I also like cardioverting nursemaid's elbows. The looks on the faces of the parents and nursing staff and hospital admin and jury are priceless.

seriously, I love those too as well as alveolar blocks for toothaches at 2 AM.

Anyone else like art lines? I think I'm the only guy in our group who does them, but I'm glad I have maintained this skill since residency. Sometimes they are really useful.
 
Anyone else like art lines? I think I'm the only guy in our group who does them, but I'm glad I have maintained this skill since residency. Sometimes they are really useful.

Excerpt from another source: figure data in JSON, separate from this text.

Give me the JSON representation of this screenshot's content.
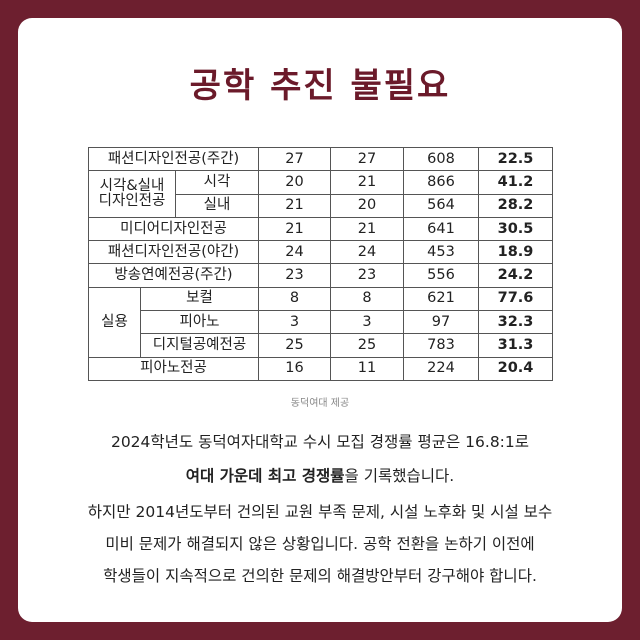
{
  "title": "공학 추진 불필요",
  "table": {
    "rows": [
      [
        "패션디자인전공(주간)",
        27,
        27,
        608,
        22.5
      ],
      [
        [
          "시각&실내",
          "디자인전공"
        ],
        "시각",
        20,
        21,
        866,
        41.2
      ],
      [
        "실내",
        21,
        20,
        564,
        28.2
      ],
      [
        "미디어디자인전공",
        21,
        21,
        641,
        30.5
      ],
      [
        "패션디자인전공(야간)",
        24,
        24,
        453,
        18.9
      ],
      [
        "방송연예전공(주간)",
        23,
        23,
        556,
        24.2
      ],
      [
        "실용",
        "보컬",
        8,
        8,
        621,
        77.6
      ],
      [
        "피아노",
        3,
        3,
        97,
        32.3
      ],
      [
        "디지털공예전공",
        25,
        25,
        783,
        31.3
      ],
      [
        "피아노전공",
        16,
        11,
        224,
        20.4
      ]
    ],
    "caption": "동덕여대 제공"
  },
  "body": {
    "paragraph1": {
      "line1": "2024학년도 동덕여자대학교 수시 모집 경쟁률 평균은 16.8:1로",
      "line2_bold": "여대 가운데 최고 경쟁률",
      "line2_rest": "을 기록했습니다."
    },
    "paragraph2": {
      "lines": [
        "하지만 2014년도부터 건의된 교원 부족 문제, 시설 노후화 및 시설 보수",
        "미비 문제가 해결되지 않은 상황입니다. 공학 전환을 논하기 이전에",
        "학생들이 지속적으로 건의한 문제의 해결방안부터 강구해야 합니다."
      ]
    }
  }
}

Me too - no one else does them in our group. Either you get it in 1 second, or you're probing. I get a chuckle out of stealing this procedure from a resident, too.
 
Me too - no one else does them in our group. Either you get it in 1 second, or you're probing. I get a chuckle out of stealing this procedure from a resident, too.

Agree on the art line...while not the coolest, you either get it right away or it takes forever. I give myself < 5 min before I walk away and come back later; can't count the number of times I've stuck multiple times without luck and come back 30 min later and gotten it right away. Same thing with LPs for me--it either comes easily or it's a huge pain.

Also agree with Jeff...nothing more relieving than getting the tough tube on the third or fourth look (luckily we have some attendings that give us that many attempts).
 
I find that it is usually right where I thought it was the first time, I just went too fast and went through it and caused a spasm and a teeny tiny target.